2 coordinate systems are given:
1st: [tex]\vec{a}, \vec{b}, \vec{c}[/tex]
2nd: [tex]\vec{m}, \vec{n}, \vec{p}[/tex]
in system [tex]\vec{a}, \vec{b}, \vec{c}[/tex] basis vectors of 2nd system have values:
[tex]\vec{m}=\{2/3, 1/3, 1/3\}, \vec{n}=\{-1/3, 1/3, 1/3\}, \vec{p}=\{-1/3, -2/3, 1/3\}[/tex]
also known that all 3 basis vectors of 2nd coordinate system have length 5 units and angle between each 2 vectors of 2nd system is 75 Grades.

Homework Equations

The Attempt at a Solution

1st equation: distance of vector [tex]\vec{m}[/tex] is [tex]|\vec{m}|=\sqrt{a^2*4/9 + b^2*1/9 + c^2*1/9}=5u[/tex]
2nd equation: dot product [tex](\vec{m}, \vec{n})[/tex] is [tex]|\vec{m}|*|\vec{n}|\cos{75^o}=25u*0.38=a^2*(-2/9) + b^2*1/9 + c^2*1/9}[/tex]
next multiply 2nd with (-1) and substract from 1st 2nd:
[tex]a^2*2/3=5u(1-0.38); a \approx 2.15u[/tex], BUT length of the vector a should be greater then leght of the vector m, i guess...

Hope you'll understand what I mean ;)
thanks for your help!

 

[kuruman]

I don't think that the vectors in the first coordinate system are orthogonal.

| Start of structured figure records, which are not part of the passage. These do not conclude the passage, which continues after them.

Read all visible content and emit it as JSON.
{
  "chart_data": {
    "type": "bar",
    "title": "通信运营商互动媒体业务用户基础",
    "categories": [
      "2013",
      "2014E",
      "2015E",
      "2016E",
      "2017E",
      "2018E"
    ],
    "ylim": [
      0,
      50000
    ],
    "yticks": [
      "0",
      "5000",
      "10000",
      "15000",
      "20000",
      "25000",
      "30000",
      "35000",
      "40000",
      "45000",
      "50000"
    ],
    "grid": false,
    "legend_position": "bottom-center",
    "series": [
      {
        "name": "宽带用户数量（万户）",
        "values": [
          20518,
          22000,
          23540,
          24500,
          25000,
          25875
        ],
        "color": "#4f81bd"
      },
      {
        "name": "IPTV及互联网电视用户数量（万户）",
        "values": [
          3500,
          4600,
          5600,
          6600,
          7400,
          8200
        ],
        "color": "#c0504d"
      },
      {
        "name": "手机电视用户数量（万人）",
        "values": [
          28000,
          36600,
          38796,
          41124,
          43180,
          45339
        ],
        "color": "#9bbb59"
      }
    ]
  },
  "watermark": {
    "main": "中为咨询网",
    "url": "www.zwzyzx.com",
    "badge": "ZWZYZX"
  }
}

If they are, then the dot product of m and n would be zero which makes the angle between them 90^o not 75^o. Therefore, you cannot say that

[tex]|\vec{m}|=\sqrt{a^2*4/9 + b^2*1/9 + c^2*1/9}[/tex]

You are missing the cross terms in the dot product

[tex]m ^{2} = \vec{m}\cdot \vec{m}[/tex]

I assume you are looking for the magnitudes of a, b and c.

 

[Architeuthis Dux]

Thank you for sharing your attempt at a solution. It seems like you are on the right track, but there are a few things that could be clarified. First, it is important to specify the units for the length of the vectors, as well as the units for the angle. Also, when using the dot product to find the angle between two vectors, it should be noted that the dot product is equal to the product of the lengths of the vectors multiplied by the cosine of the angle between them. So in this case, the second equation should be |\vec{m}|*|\vec{n}|*cos{75^o}=25u*5u*cos{75^o}=25u*0.38.

Additionally, when solving for the length of vector \vec{a}, it is important to consider the fact that the length of all three basis vectors of the second coordinate system is 5 units. This means that the length of vector \vec{a} should also be 5 units, as it is one of the basis vectors of the second coordinate system. So instead of setting a^2*2/3=5u(1-0.38), it should be a^2=5u(1-0.38)/2*3=5u*0.31, which gives a=\sqrt{5u*0.31}\approx1.4u. This makes sense as the length of vector \vec{a} should be less than the length of vector \vec{m}.

Overall, it seems like you have a good understanding of the concepts involved in changing coordinate systems. Just be sure to carefully consider all the given information and units, and to double check your calculations. Good luck with your homework!